Personal information
- Full name: Roman Konstantinovich Vorobyov
- Date of birth: 24 March 1984 (age 41)
- Place of birth: Leningrad, Soviet Union
- Height: 1.75 m (5 ft 9 in)
- Position(s): Midfielder

Youth career
- Lokomotiv Saint Petersburg
- 2003–2004: Zenit Saint Petersburg

Senior career*
- Years: Team / Apps / (Gls)
- 2005: Fakel Voronezh / 7 / (2)
- 2005: Metallurg-Kuzbass Novokuznetsk / 17 / (4)
- 2006: Amkar Perm / 18 / (0)
- 2007: Khimki / 27 / (1)
- 2008–2010: Saturn Moscow Oblast / 48 / (1)
- 2011: Krasnodar / 9 / (0)
- 2011–2014: Krylia Sovetov Samara / 57 / (2)
- 2014: Dynamo St.

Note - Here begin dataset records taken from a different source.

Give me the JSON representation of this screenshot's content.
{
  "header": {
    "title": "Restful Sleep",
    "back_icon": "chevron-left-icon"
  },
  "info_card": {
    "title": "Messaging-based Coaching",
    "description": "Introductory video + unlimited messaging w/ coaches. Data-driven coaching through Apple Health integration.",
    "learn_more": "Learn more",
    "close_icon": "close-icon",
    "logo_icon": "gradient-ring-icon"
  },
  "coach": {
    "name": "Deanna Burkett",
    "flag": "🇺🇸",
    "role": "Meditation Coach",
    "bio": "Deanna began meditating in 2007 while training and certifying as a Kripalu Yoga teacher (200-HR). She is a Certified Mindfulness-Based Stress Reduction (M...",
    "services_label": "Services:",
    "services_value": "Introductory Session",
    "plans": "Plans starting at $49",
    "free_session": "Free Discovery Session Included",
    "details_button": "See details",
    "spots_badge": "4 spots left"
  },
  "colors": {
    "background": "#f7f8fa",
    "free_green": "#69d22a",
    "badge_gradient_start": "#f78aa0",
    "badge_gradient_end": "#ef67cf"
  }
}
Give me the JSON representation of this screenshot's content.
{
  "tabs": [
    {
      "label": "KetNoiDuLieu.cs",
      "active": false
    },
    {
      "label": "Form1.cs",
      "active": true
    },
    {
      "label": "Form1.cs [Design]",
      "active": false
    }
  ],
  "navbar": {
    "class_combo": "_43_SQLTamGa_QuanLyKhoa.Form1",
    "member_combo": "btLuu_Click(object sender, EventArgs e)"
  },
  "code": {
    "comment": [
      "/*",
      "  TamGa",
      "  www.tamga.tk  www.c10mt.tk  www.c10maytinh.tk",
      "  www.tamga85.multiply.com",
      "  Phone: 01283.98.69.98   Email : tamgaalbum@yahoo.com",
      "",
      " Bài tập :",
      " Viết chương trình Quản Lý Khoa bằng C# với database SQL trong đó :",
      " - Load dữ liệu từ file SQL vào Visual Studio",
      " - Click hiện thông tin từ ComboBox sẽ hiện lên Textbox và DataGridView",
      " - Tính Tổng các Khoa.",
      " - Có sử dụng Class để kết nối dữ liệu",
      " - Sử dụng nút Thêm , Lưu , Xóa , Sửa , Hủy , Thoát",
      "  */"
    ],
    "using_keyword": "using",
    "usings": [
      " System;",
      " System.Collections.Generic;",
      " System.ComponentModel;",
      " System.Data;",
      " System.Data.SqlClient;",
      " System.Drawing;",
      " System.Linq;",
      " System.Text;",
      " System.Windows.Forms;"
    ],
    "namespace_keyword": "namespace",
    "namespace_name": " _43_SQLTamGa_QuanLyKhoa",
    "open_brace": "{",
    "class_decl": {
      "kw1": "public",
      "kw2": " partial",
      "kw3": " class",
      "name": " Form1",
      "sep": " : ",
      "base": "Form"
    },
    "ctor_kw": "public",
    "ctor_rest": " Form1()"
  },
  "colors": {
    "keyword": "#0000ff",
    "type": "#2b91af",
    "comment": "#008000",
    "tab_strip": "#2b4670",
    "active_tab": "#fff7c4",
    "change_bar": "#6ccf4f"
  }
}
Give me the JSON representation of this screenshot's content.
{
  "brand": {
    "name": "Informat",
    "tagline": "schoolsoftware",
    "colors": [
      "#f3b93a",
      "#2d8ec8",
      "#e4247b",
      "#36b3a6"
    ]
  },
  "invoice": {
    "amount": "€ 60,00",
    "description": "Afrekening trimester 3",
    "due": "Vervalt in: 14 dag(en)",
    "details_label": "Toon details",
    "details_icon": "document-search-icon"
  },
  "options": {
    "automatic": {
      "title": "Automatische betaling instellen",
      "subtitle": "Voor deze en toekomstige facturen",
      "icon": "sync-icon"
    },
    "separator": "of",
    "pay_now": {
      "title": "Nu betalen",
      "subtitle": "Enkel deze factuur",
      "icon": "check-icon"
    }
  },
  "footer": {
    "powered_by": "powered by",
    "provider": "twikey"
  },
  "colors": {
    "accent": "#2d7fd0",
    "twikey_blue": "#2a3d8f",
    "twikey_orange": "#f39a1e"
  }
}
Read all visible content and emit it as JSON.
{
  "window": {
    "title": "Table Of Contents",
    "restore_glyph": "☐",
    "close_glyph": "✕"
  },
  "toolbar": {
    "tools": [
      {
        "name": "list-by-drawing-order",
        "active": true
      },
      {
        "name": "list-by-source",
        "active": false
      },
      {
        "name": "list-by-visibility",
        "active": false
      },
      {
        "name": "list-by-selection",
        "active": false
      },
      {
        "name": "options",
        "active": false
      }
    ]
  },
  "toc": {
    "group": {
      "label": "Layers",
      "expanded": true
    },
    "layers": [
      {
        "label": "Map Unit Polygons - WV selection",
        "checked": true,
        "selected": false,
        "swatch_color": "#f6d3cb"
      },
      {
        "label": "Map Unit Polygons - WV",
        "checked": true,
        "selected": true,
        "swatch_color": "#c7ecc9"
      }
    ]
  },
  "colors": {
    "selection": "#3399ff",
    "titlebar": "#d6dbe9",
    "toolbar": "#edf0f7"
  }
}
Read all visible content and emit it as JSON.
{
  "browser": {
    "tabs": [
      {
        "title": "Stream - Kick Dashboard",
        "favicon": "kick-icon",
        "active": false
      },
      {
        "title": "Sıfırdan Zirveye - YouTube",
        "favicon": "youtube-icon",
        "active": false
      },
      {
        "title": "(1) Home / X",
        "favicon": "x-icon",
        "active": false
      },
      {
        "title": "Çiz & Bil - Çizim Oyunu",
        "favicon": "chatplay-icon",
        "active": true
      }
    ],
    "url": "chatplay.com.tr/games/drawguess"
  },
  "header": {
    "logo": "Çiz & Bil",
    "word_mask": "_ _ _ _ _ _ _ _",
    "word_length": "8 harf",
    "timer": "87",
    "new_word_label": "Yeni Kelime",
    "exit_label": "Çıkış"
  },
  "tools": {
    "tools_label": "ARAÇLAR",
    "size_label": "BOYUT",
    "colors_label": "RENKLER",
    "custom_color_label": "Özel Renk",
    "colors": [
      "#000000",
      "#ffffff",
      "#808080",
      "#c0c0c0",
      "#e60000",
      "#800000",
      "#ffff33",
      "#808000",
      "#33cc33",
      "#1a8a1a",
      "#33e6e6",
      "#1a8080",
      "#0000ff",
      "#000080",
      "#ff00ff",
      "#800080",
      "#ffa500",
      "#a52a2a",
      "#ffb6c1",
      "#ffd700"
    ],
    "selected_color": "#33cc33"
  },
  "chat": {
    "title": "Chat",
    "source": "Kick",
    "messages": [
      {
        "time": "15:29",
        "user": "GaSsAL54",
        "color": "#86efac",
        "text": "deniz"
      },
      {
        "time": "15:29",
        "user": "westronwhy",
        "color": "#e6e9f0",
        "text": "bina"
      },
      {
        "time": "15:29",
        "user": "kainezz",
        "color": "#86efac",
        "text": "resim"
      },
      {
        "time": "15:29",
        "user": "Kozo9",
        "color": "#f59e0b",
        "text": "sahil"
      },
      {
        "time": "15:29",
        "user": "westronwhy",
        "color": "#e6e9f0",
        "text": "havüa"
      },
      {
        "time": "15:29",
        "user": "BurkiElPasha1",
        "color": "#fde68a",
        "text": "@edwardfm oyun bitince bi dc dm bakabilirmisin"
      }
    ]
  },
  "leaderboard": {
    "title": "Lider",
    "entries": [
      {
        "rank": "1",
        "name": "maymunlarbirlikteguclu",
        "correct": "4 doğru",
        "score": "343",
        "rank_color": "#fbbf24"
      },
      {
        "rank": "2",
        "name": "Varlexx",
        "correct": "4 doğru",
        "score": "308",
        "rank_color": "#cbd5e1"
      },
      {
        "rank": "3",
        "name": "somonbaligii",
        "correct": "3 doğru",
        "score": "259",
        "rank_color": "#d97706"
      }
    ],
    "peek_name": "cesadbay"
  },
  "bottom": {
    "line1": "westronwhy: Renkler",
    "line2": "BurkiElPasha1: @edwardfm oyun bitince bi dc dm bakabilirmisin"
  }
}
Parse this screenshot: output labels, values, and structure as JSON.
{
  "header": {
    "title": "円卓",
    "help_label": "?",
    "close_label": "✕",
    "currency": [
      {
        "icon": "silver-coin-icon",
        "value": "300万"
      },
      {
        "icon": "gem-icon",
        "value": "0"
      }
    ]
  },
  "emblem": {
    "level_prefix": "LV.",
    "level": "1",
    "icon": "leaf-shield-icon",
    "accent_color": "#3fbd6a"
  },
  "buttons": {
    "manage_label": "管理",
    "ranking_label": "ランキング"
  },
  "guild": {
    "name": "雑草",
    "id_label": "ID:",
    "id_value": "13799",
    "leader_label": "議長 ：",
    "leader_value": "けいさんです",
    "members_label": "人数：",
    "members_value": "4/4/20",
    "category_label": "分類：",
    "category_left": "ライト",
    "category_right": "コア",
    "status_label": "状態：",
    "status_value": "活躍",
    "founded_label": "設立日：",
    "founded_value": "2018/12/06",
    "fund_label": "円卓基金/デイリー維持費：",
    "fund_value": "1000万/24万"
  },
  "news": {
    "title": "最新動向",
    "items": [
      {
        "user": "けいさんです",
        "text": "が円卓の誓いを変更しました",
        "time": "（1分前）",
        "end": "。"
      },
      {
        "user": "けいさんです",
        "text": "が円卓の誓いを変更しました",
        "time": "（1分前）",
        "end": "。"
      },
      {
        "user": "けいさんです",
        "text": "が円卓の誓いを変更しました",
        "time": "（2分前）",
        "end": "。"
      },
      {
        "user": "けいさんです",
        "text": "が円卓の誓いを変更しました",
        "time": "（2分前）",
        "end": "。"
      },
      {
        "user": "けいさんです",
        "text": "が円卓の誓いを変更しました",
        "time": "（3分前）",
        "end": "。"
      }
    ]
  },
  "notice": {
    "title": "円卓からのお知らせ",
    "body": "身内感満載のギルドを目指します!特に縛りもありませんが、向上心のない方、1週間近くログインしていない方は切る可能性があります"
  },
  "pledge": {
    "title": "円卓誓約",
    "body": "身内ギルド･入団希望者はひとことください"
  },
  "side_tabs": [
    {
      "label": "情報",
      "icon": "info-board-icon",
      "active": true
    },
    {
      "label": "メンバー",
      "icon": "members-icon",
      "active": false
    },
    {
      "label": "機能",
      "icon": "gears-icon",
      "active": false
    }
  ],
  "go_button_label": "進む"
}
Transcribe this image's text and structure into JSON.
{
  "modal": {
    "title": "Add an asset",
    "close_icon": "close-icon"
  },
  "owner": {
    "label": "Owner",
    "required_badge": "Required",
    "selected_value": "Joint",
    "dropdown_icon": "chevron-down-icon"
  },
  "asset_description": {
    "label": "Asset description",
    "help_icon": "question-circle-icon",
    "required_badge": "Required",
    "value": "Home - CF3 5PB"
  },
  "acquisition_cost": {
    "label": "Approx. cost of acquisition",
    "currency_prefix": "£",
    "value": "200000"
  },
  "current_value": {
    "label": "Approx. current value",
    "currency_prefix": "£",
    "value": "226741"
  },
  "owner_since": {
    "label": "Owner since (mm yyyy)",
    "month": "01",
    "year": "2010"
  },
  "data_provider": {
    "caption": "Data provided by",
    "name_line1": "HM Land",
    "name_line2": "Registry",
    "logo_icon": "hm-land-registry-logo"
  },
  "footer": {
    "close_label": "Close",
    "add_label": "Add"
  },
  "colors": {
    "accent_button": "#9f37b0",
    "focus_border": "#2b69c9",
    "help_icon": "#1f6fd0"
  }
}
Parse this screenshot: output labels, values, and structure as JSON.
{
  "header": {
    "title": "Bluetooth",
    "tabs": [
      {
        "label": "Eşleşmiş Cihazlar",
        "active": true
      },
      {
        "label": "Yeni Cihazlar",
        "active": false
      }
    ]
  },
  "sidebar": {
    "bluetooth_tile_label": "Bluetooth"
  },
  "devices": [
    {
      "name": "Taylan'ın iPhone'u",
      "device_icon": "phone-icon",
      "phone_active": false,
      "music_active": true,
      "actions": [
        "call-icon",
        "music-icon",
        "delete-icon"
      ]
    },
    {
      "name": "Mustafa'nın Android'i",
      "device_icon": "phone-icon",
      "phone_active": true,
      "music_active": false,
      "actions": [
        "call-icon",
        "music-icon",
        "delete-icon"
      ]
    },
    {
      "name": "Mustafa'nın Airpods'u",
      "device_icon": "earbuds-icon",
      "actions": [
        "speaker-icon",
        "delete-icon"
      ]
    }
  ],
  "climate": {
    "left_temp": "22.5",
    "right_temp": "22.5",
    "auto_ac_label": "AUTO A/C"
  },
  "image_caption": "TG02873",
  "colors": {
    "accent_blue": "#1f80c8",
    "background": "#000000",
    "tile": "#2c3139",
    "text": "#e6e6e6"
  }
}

Petersburg / 19 / (0)
- 2015–2018: Orenburg / 87 / (6)
- 2018–2019: Rotor Volgograd / 22 / (0)
- 2019: Fakel Voronezh / 16 / (2)
- 2020–2023: Leningradets / 64 / (13)

International career
- 2004–2006: Russia U-21 / 9 / (0)
- 2011: Russia-2 / 1 / (0)
- 2007–2008: Russia / 2 / (0)

= Roman Vorobyov =

Russian footballer

Roman Konstantinovich Vorobyov (Роман Константинович Воробьёв; born 24 March 1984) is a Russian former association football player. As a player, he was versatile, playing as right midfielder, left midfielder and attacking midfielder.

==Club career==
He made his Russian Premier League debut for FC Amkar Perm on 17 March 2006 in a game against FC Moscow.

He has played for FC Saturn Moscow Oblast, FC Khimki, FC Zenit Saint Petersburg, FC Amkar Perm, FC Metallurg-Kuzbass Novokuznetsk and FC Fakel Voronezh.